Hace pocos días se ha destapado un escándalo monumental de
repercusiones todavía imprecisas, pero que sin duda tendrán una enorme
trascendencia. Volkswagen, el mayor fabricante mundial de automóviles, ha
estado durante años confundiendo a los organismos encargados del control de emisiones
contaminantes con un sistema expresamente diseñado para cometer el fraude.
Asombra que alguien pensara que una estafa de esas proporciones pudiese pasar
desapercibida indefinidamente. Hay que ser cretino para no prever que, con unas
cifras de producción millonarias, alguien, más tarde o más temprano, tendría
forzosamente que percatarse de un engaño tan zafio. Además del daño causado al
medio ambiente, el perjuicio que ha provocado a la propia empresa, a la
industria europea del automóvil en general, y a Alemania en particular, es
incalculable. Es posible que pasemos del: “Es fiable, es alemán”, a “Es alemán,
no te fíes”. Hasta que pase algún tiempo no sabremos con exactitud la dimensión
del estropicio, pero lo lógico es que sea inmensa.
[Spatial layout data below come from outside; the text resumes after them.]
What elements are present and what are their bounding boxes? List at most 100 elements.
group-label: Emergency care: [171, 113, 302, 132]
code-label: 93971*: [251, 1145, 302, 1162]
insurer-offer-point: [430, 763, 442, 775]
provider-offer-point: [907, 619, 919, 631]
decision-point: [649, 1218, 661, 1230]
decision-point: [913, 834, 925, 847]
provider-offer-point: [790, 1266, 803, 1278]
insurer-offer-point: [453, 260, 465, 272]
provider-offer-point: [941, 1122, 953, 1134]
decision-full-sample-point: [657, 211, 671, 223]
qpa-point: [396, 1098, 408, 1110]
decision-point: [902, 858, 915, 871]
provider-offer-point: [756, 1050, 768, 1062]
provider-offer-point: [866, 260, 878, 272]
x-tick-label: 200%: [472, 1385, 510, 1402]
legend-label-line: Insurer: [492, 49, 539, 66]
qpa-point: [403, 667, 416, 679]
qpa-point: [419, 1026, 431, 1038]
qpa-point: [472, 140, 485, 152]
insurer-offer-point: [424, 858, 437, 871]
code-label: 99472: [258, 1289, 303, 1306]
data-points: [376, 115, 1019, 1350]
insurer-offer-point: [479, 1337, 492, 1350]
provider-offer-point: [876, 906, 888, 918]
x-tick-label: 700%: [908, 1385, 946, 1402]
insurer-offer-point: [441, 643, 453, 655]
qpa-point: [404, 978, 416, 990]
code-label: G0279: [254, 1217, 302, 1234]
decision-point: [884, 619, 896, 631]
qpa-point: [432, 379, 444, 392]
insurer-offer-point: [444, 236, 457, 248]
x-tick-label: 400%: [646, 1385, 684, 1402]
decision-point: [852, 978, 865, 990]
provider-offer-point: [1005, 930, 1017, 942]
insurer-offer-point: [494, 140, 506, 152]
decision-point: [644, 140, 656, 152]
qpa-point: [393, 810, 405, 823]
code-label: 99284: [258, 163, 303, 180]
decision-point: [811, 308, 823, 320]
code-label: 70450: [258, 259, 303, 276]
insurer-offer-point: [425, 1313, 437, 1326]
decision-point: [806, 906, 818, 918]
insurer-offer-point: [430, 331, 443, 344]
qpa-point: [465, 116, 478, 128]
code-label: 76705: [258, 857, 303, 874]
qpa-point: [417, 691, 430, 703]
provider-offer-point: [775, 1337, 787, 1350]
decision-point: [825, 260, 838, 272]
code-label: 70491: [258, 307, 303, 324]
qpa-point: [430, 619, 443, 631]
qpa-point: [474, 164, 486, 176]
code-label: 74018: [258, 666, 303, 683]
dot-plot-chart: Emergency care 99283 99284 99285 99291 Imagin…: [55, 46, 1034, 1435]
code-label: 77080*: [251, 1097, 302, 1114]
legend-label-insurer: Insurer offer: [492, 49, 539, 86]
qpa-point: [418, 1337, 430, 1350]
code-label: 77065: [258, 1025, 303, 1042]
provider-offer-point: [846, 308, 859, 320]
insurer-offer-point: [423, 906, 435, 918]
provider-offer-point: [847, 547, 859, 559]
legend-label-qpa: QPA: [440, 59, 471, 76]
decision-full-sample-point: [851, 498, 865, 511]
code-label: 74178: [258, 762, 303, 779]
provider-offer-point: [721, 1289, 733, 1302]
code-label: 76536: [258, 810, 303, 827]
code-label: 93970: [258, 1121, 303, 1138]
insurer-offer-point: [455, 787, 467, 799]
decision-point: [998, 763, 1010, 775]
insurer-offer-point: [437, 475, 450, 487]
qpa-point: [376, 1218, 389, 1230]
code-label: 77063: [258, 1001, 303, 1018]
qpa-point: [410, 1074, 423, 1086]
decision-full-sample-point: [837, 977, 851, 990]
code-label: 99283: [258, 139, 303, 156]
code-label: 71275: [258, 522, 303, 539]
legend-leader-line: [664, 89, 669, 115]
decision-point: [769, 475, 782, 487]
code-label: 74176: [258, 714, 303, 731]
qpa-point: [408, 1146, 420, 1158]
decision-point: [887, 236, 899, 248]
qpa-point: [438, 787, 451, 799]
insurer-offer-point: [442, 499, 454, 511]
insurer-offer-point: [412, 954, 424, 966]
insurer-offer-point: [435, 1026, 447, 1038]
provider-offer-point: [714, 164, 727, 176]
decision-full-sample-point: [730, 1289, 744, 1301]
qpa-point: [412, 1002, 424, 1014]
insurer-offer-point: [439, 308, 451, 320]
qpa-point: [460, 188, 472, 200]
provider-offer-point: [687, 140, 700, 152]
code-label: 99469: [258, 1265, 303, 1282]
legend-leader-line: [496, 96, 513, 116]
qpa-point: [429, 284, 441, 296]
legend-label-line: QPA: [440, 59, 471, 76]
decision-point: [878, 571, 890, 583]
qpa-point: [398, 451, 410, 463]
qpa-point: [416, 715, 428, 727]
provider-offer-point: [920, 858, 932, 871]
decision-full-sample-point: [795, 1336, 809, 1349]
Esto solo es otra prueba más de que el Antiguo Testamento estaba
en lo cierto al asegurar que el número de idiotas es infinito. Hay que añadir, además,
que se distribuyen por todo el espectro social, desde las posiciones más
humildes hasta las de mayor prestigio, no hay más que repasar la lista de
líderes mundiales. Asusta pensar en manos de quién están las armas más
destructivas de que ha dispuesto la humanidad en toda su historia. Y da igual
que esos individuos ocupen el poder por métodos golpistas o hayan sido elegidos democráticamente, en lo relacionado con su nivel de cretinez no se diferencian
mucho. Ayer, sin ir más lejos, hubo elecciones en Cataluña. Contemplando a los
aspirantes a liderar al pueblo, no se
entiende que se haya batido el récord de participación ciudadana. ¿Pero alguien
de verdad quiere ser administrado, guiado, acaudillado, por cualquiera de los
que se han presentado? Parece evidente que la humanidad está en retroceso.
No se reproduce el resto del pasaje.